I don’t understand why people from both sides of this argument feel that the views must be apposing. I'm not talking about faith in a religious system, I'm talking about the possibility that there is something more that the death of the body. That there may be a purpose for our sentience, and that beyond sentience, we are more than the sum of our organic parts.

I am not a believer in or supporter of the new efforts around "Intelligent Design", because it feels like a cheat or a way to try to prove what can't be proved with pseudo science and half truths. Having members of a particular religion attempt to use science to prove the literal truth of their scripture (e.g. the earth is only 7,000 years old), is just as absurd as scientists trying to use the scientific method to disprove the existence of a soul (a non dogma specific constant among most religions).

In the 1600's, the scientific community was split into two camps with regards to the nature of light. One camp believed that light was a wave. The other camp believed that light was a particle. Both groups had evidence to support their claim and both believed the opposing camp was wrong. I wasn't there, but I'm guessing some unkind things were said by both sides. The problem with both positions was that the evidence each of them was using was proof only for their position, but did nothing to disprove the opposing view. Each side assumed the two theories were mutually exclusive. Because Newton was the one that proposed the particle theory and he had some horsepower, most scientists jumped on his bandwagon. For almost two hundred years, only idiots thought that light was a wave. Then in the early 1800's, some smarty pants created a test that proved light did in fact have the properties of a wave. Take that you stinking Newtonians! They must have been stupid to think light was a particle. That is until 1905, when a real smarty pants name Einstein, discovered what most of you reading this now know, that light is in fact both a wave and a particle. Three hundred years from when the first theories were put forth as scientific fact, we finally had the answer that it was both.
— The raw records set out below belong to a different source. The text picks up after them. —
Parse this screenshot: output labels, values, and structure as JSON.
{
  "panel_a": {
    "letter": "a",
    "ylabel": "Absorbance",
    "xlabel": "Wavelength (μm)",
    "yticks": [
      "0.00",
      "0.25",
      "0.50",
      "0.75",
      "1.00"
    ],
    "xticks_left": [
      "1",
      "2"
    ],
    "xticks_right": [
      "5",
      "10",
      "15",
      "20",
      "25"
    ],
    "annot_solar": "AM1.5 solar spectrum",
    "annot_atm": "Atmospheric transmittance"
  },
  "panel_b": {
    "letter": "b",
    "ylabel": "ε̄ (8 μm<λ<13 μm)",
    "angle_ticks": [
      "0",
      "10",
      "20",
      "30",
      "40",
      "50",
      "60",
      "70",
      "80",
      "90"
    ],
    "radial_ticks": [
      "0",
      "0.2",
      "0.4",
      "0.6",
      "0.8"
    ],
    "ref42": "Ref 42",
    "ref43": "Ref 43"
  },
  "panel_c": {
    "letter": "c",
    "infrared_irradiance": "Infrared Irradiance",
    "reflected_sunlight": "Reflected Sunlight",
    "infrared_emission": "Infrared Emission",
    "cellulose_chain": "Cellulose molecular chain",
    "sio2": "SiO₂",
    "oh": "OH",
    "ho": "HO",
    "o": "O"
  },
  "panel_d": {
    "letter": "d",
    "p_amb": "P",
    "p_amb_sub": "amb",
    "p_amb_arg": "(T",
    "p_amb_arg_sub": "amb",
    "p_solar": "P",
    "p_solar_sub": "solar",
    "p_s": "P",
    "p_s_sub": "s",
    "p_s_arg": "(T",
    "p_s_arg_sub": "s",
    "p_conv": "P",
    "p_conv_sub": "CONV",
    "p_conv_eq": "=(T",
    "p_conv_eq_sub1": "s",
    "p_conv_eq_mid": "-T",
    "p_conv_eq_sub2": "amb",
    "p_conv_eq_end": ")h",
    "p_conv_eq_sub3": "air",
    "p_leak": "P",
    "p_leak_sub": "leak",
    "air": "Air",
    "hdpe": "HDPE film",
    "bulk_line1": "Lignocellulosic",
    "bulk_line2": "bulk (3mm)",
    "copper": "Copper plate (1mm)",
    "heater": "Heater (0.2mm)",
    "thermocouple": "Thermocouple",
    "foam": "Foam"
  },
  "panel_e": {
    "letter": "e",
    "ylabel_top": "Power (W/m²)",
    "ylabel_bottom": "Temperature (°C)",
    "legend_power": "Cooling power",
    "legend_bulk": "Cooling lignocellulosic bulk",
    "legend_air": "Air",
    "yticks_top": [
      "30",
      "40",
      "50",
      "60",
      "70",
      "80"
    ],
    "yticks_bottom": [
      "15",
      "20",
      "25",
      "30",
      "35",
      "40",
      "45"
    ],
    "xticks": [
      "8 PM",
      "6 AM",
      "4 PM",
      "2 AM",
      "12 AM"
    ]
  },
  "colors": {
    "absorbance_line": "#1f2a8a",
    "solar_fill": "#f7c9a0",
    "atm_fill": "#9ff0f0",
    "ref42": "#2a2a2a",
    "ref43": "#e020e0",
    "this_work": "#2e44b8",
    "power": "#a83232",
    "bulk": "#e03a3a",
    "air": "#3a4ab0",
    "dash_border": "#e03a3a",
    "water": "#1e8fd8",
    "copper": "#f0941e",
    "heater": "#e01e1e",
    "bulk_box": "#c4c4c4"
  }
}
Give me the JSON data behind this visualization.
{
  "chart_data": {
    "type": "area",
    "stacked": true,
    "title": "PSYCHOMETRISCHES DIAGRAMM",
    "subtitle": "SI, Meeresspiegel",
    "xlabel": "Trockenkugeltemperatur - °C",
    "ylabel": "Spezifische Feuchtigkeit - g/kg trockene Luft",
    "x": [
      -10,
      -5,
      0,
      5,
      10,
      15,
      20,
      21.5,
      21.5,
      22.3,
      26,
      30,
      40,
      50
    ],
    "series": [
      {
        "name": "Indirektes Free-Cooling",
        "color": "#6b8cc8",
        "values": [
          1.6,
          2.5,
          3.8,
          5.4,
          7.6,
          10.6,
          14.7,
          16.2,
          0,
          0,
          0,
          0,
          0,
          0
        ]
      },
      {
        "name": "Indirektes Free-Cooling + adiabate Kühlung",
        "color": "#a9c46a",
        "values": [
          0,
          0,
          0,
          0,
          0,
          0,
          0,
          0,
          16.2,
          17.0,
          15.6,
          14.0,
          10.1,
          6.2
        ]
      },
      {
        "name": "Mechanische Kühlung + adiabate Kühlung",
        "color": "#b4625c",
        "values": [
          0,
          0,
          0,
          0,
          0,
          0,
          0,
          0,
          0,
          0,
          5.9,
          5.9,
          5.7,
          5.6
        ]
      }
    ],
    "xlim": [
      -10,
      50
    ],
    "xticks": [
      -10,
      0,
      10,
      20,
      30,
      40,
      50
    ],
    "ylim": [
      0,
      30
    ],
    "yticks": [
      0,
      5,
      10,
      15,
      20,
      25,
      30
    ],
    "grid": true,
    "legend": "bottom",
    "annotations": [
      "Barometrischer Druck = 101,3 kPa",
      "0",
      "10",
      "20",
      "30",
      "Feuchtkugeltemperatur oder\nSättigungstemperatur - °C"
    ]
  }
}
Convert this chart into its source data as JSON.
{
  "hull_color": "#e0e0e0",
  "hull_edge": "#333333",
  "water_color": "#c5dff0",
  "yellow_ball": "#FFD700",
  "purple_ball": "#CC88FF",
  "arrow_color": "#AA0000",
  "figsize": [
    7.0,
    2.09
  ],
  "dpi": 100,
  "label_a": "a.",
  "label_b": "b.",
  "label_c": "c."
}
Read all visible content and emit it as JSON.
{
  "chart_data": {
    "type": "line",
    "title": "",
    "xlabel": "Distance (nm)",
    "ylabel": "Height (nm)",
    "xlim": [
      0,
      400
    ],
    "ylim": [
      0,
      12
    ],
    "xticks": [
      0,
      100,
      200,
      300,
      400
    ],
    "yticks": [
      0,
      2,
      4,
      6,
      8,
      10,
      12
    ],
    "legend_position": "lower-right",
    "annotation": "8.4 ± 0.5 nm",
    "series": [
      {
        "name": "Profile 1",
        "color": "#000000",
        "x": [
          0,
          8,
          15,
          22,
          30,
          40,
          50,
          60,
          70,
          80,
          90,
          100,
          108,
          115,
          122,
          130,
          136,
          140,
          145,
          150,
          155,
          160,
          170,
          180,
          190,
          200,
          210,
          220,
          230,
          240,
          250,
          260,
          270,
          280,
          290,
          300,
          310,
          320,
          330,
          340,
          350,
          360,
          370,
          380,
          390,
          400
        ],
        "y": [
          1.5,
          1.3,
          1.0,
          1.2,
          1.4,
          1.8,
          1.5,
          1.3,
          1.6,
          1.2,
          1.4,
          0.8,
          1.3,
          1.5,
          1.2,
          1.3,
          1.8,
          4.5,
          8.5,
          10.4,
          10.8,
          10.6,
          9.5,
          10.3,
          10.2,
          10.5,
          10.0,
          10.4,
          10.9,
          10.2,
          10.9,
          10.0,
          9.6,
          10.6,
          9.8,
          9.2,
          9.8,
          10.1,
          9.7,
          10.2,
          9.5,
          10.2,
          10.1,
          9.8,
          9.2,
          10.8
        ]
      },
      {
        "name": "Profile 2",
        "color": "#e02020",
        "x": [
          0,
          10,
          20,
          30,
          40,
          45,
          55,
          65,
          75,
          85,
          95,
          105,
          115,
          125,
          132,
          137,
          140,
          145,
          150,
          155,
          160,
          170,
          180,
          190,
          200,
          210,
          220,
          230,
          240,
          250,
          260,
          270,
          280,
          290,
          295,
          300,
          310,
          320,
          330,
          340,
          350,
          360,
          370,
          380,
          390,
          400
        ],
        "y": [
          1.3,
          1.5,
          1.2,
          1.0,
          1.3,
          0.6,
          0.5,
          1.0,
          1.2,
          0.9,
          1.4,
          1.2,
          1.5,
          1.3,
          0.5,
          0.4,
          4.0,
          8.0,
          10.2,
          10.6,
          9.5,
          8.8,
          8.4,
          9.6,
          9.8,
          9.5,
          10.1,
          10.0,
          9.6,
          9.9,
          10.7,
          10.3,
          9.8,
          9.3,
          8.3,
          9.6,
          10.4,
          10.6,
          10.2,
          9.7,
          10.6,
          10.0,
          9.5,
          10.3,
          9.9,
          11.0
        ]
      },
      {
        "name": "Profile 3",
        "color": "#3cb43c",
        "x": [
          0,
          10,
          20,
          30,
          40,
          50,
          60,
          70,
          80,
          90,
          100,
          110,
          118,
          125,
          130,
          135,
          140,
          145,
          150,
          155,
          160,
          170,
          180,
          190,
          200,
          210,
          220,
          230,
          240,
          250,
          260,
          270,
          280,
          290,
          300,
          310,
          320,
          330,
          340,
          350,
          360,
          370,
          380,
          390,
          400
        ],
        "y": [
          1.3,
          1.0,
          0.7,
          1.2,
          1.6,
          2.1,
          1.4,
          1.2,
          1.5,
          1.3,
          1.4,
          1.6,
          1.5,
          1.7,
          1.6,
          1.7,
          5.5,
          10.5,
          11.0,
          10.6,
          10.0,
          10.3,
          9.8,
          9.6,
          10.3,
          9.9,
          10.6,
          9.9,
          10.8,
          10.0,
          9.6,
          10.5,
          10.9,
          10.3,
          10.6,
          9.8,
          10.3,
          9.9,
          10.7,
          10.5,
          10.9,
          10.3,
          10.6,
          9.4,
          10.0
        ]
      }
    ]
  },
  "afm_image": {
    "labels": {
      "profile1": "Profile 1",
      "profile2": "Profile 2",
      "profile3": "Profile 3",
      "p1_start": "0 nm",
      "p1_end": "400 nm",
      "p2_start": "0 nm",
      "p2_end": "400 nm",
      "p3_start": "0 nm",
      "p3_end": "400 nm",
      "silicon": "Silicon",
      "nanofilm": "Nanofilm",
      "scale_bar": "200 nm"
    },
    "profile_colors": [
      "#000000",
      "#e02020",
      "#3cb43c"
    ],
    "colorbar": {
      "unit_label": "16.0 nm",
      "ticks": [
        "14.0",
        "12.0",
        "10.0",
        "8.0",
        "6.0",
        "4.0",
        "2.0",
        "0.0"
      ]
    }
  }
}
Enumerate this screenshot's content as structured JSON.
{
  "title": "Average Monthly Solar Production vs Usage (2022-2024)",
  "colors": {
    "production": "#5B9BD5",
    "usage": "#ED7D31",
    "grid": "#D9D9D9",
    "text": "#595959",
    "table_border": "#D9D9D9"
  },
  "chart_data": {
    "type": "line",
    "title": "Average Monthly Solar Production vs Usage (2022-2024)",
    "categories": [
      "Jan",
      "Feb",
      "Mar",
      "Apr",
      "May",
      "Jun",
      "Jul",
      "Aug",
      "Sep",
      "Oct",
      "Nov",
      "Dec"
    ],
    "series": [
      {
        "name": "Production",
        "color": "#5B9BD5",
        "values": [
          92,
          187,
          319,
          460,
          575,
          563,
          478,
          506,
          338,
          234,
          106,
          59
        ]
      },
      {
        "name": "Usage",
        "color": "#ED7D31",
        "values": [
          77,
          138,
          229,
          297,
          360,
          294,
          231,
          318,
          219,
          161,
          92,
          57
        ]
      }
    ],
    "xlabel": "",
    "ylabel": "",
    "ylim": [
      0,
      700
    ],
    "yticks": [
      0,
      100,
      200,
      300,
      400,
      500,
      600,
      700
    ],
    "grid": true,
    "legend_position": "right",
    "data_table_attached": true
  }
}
I'm only 44 and don’t think that if I devoted the rest of my life to the study of this issue that I would be any closer to understanding it if I live to be a hundred. I'm also not sure where we are on the time-line from the origin of scientific process to the point where we will have all the answers. Certainly, there is a finite point sometime in the future where we will run out of scientific questions, assuming a sustainable technological society with no expiration date. If we were at that point we could look back at the primitives living at the beginning of the twenty first century with sympathy bordering on contempt. It's possible that the universal duality of wave and particle that exists in matter as it does in light may be as blueprint for the seeming duality we now perceive between science and spirit. I don't have the answer, I have my answer and currently I'm content with it. I'm also open to hearing new views so I can consider them. Until the question is answered definitely one way or the other, I hope both sides can strive for acceptance of each others beliefs without resorting to smug or arrogant condescension.

1 comment:

  1. Thoughtful and authentic, Scott, and I have a personal comment.
    I believe in Consciousness. The curious thing about consciousness is that it is accepted by both religion and science, yet is understood by neither.
    I go to church because, for me, when in the peaceful present, I expand my consciousness. And I believe that when i expand consciousness I fulfill my purpose on the planet. And when I do so in the company of others, the consciousness expands exponentially. Church is not the only place that happens, but it does attract others who have a similar purpose.
    Thanks for the chance to say what I believe, too.